Mañana 16 de septiembre, se cumplen 4 semanas de la brutal e inmisericorde golpiza que se le propinó a un ser humano, ante la asombrosa parálisis de quienes transitaban temprano esa mañana, a pie o en autos, por la avenida Israel, frente a la iglesia de la Divina Misericordia, hasta que un grupo de estudiantes se detuvo entre el agresor y el agredido.
Su dolor debió ser no solo desgarrador sino sordo. El cuerpo inerte, sin movimiento, flácido, tirado en la calle, sin responder cada patada al cuerpo y a la cabeza no era un mecanismo de protección. La parálisis o inmovilidad tónica es un comportamiento instintivo bien descrito en animales y en seres humanos ante la tortura, la violación carnal, el temor de ser muerto, la desventaja o incapacidad de ponerse de pie y luchar (“fight or flight”), o la muerte inminente.
La inmovilidad tónica es una forma de parálisis extrema frente a la amenaza, algo como en el sueño durante las pesadillas, cuando no sale el grito ni se devuelve el golpe para protegerse.
Es un fenómeno que se observa en animales y cuántas veces no ha sido Ud. testigo con alguno de sus animales domésticos que “se hace el muerto” o se hace el hipnotizado, frente a una reciente travesura. Es un mecanismo para sobrevivir a lo que viene.

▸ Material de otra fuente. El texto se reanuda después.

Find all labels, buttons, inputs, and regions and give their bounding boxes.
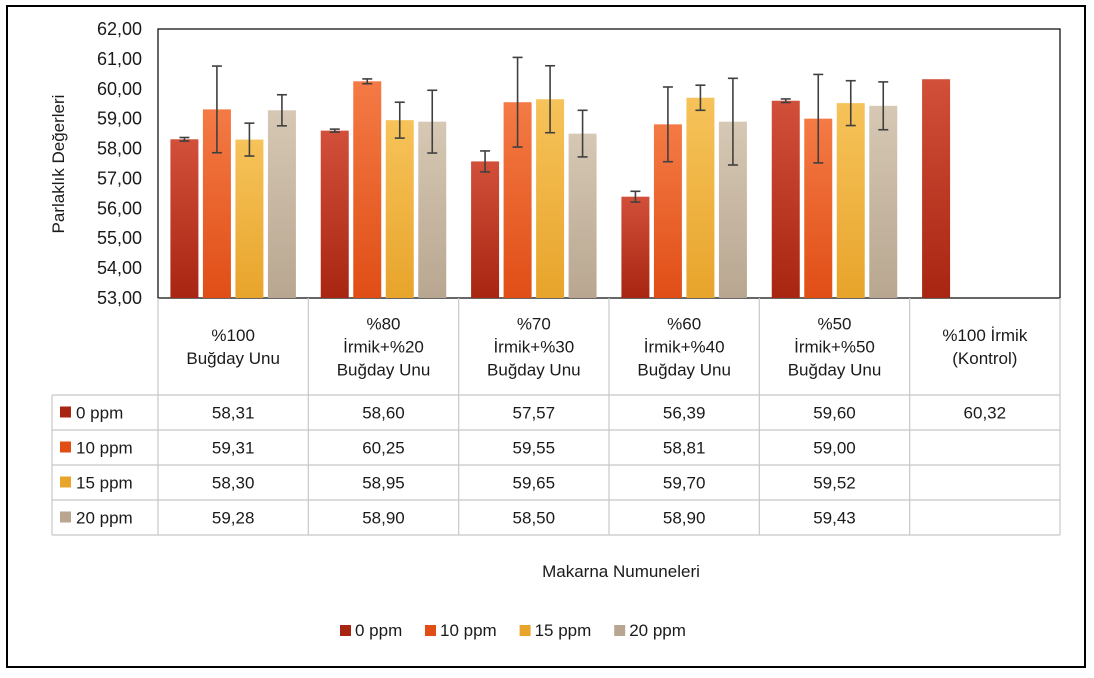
category-label: Buğday Unu bbox=[186, 349, 280, 368]
bar bbox=[836, 103, 865, 298]
bar bbox=[471, 161, 500, 298]
y-tick-label: 58,00 bbox=[97, 139, 142, 159]
legend-swatch bbox=[340, 625, 351, 636]
y-tick-label: 62,00 bbox=[97, 19, 142, 39]
table-cell: 59,60 bbox=[813, 404, 856, 423]
category-label: %60 bbox=[667, 315, 701, 334]
legend-swatch bbox=[614, 625, 626, 636]
category-label: Buğday Unu bbox=[487, 361, 581, 380]
y-tick-label: 59,00 bbox=[97, 109, 142, 129]
bar bbox=[869, 105, 898, 298]
table-cell: 59,43 bbox=[813, 509, 856, 528]
legend-swatch bbox=[425, 625, 436, 636]
legend-label: 20 ppm bbox=[629, 621, 686, 640]
bar bbox=[235, 139, 264, 298]
category-label: %100 İrmik bbox=[942, 326, 1028, 345]
row-header: 0 ppm bbox=[76, 404, 123, 423]
table-cell: 59,52 bbox=[813, 474, 856, 493]
bar bbox=[267, 110, 296, 298]
y-tick-label: 61,00 bbox=[97, 49, 142, 69]
category-label: %50 bbox=[817, 315, 851, 334]
table-cell: 58,90 bbox=[362, 509, 405, 528]
category-label: %70 bbox=[517, 315, 551, 334]
category-label: Buğday Unu bbox=[337, 361, 431, 380]
bar bbox=[621, 196, 650, 298]
category-label: %80 bbox=[366, 315, 400, 334]
bar bbox=[922, 79, 951, 298]
bar bbox=[771, 100, 800, 298]
table-cell: 56,39 bbox=[663, 404, 706, 423]
y-axis-title: Parlaklık Değerleri bbox=[49, 95, 68, 234]
bar bbox=[353, 81, 382, 298]
table-cell: 60,32 bbox=[964, 404, 1007, 423]
y-tick-label: 60,00 bbox=[97, 79, 142, 99]
x-axis-title: Makarna Numuneleri bbox=[542, 562, 700, 581]
table-cell: 58,50 bbox=[513, 509, 556, 528]
legend-swatch bbox=[519, 625, 531, 636]
y-tick-label: 55,00 bbox=[97, 228, 142, 248]
table-cell: 58,81 bbox=[663, 439, 706, 458]
row-header: 10 ppm bbox=[76, 439, 133, 458]
row-header: 20 ppm bbox=[76, 509, 133, 528]
table-cell: 58,60 bbox=[362, 404, 405, 423]
category-label: Buğday Unu bbox=[788, 361, 882, 380]
legend-label: 0 ppm bbox=[355, 621, 402, 640]
table-cell: 59,28 bbox=[212, 509, 255, 528]
category-label: İrmik+%40 bbox=[644, 338, 725, 357]
legend-key bbox=[60, 476, 71, 488]
table-cell: 58,95 bbox=[362, 474, 405, 493]
y-tick-label: 53,00 bbox=[97, 288, 142, 308]
category-label: (Kontrol) bbox=[952, 349, 1017, 368]
table-cell: 58,90 bbox=[663, 509, 706, 528]
table-cell: 57,57 bbox=[513, 404, 556, 423]
y-tick-label: 57,00 bbox=[97, 168, 142, 188]
table-cell: 58,30 bbox=[212, 474, 255, 493]
legend-key bbox=[60, 406, 71, 418]
table-cell: 60,25 bbox=[362, 439, 405, 458]
bar bbox=[568, 133, 597, 298]
table-cell: 59,70 bbox=[663, 474, 706, 493]
bar bbox=[320, 130, 349, 298]
y-tick-label: 56,00 bbox=[97, 198, 142, 218]
bar bbox=[385, 120, 414, 299]
legend-label: 10 ppm bbox=[440, 621, 497, 640]
bar bbox=[170, 139, 199, 298]
legend-label: 15 ppm bbox=[535, 621, 592, 640]
table-cell: 59,31 bbox=[212, 439, 255, 458]
category-label: İrmik+%30 bbox=[493, 338, 574, 357]
table-cell: 58,31 bbox=[212, 404, 255, 423]
row-header: 15 ppm bbox=[76, 474, 133, 493]
category-label: Buğday Unu bbox=[637, 361, 731, 380]
bar bbox=[686, 97, 715, 298]
y-tick-label: 54,00 bbox=[97, 258, 142, 278]
category-label: %100 bbox=[211, 326, 254, 345]
legend-key bbox=[60, 511, 71, 523]
category-label: İrmik+%20 bbox=[343, 338, 424, 357]
table-cell: 59,55 bbox=[513, 439, 556, 458]
table-cell: 59,65 bbox=[513, 474, 556, 493]
table-cell: 59,00 bbox=[813, 439, 856, 458]
legend-key bbox=[60, 441, 71, 453]
category-label: İrmik+%50 bbox=[794, 338, 875, 357]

Quizás más frecuentemente lo ha visto entre los pájaros, pero se ha descrito en reptiles, mariposas, insectos, peces y muchos otros animales.
Aquella mañana, la inmovilidad tónica se apoderó de los transeúntes adultos, cuando el agresor gritaba “es un homosexual”.

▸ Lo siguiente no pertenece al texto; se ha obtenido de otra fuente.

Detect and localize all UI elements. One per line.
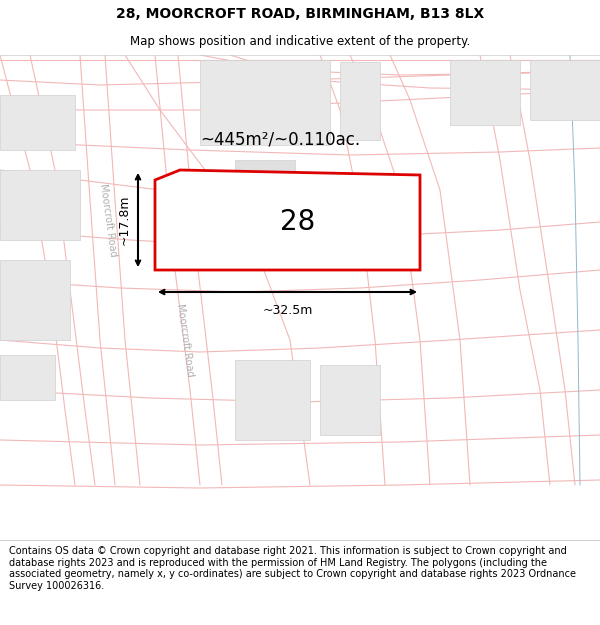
Bar (0, 95, 75, 150)
Text: 28: 28 (280, 209, 315, 236)
Text: Moorcroft Road: Moorcroft Road (175, 302, 195, 378)
Bar (0, 260, 70, 340)
Bar (530, 60, 600, 120)
Text: 28, MOORCROFT ROAD, BIRMINGHAM, B13 8LX: 28, MOORCROFT ROAD, BIRMINGHAM, B13 8LX (116, 7, 484, 21)
Bar (235, 160, 295, 270)
Bar (0, 170, 80, 240)
Bar (450, 60, 520, 125)
Text: Moorcroft Road: Moorcroft Road (98, 182, 118, 258)
Text: ~445m²/~0.110ac.: ~445m²/~0.110ac. (200, 131, 360, 149)
Bar (340, 62, 380, 140)
Bar (320, 365, 380, 435)
Text: Map shows position and indicative extent of the property.: Map shows position and indicative extent… (130, 35, 470, 48)
Bar (200, 60, 330, 145)
Bar (235, 360, 310, 440)
Bar (0, 355, 55, 400)
Text: Contains OS data © Crown copyright and database right 2021. This information is : Contains OS data © Crown copyright and d… (9, 546, 576, 591)
Text: ~32.5m: ~32.5m (262, 304, 313, 317)
Polygon shape (155, 170, 420, 270)
Text: ~17.8m: ~17.8m (118, 195, 131, 245)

El tiempo transcurrió entre el espanto y la incertidumbre. ¿Sería que, por algún momento aquel 16 de agosto, quienes veían tan horrendas imágenes de violencia y sevicia en sus pantallas de los celulares, no pudieron discernir si eran o no reales, falsas o genuinas, o si eran solo una manipulación de imágenes e información para el espectáculo?
No fue la primera vez que las redes permitieron ver semejante grado de violencia contra seres humanos de todas las edades, género y condiciones. Acostumbrados a la violencia y crimen que todas las semanas luce el cine desde las pantallas grandes y chicas, nos hemos desensibilizado al punto de no reconocer que nos hemos convertido en cómplices de tales comportamientos, entre el silencio y la comodidad del sofá, en el cuarto con aire acondicionado o en auto filmando con un celular, una Cola bien fría, unas galletas de sorbeto, narrando cada golpe frente al teléfono que filma sin temblores.
La “triple revolución” del internet, el teléfono celular y las redes nos han secuestrado.
Me regresó la amarga visión en aquel túnel, de aquellos depredadores inhumanos, empujándose o amontonados, bajándose con apuros y descuidos de sus veloces motocicletas, ahora tiradas a un lado del pavimento, con filmadoras rodando película en la oscuridad y el repetido click de los disparadores de las cámaras de fotografiar.
Con sus manos sin temblor ni sudor, le robaban con frialdad imágenes a los cuerpos desencajados y afeados, con huesos desordenados, seguro, vaciadas las cuencas de los ojos desconcertados, los labios mustios y rotos, la piel sin sangre, pálida y ausente.
Allí yacía la Princesa Diana de Inglaterra y sus acompañantes. Era el 31 de agosto de 1997.
Este desagradable episodio de hace un mes cundió con toda clase de opiniones enfrentadas en las redes, donde hubo ocasionales puñetazos con abundante empaque político y poco o alguno, ético.
No faltaron francos improperios, vulgares epítetos, mundanos razonamientos, de los mismos que promueven tales actos sin que ocultaran sus excusas disfrazadas para sublimar la discriminación y la homofobia. La cobardía y la sevicia de la mano, como en el crimen de la avenida Israel.
Otros, también rabiosos y puntuales, señalaron el odio que se ha ido creando y criando en algunos segmentos de la sociedad, contra toda aquella persona que tiene una orientación sexual no coincidente con su género o contra personas que transitan de un sexo al otro.
Hubo quienes quisieron negar esta realidad nacional con respecto a la diversidad sexual, sistemática entre nosotros y que se niega con la misma vehemencia que, en los Estados Unidos, los grupos racistas niegan la discriminación racial sistémica y estructural, que no se oculta en ningún plano de la sociedad, sea el de la salud, la educación, el laboral, o el profesional. La sociedad retratada en blanco y negro. Somos personas, no sexos.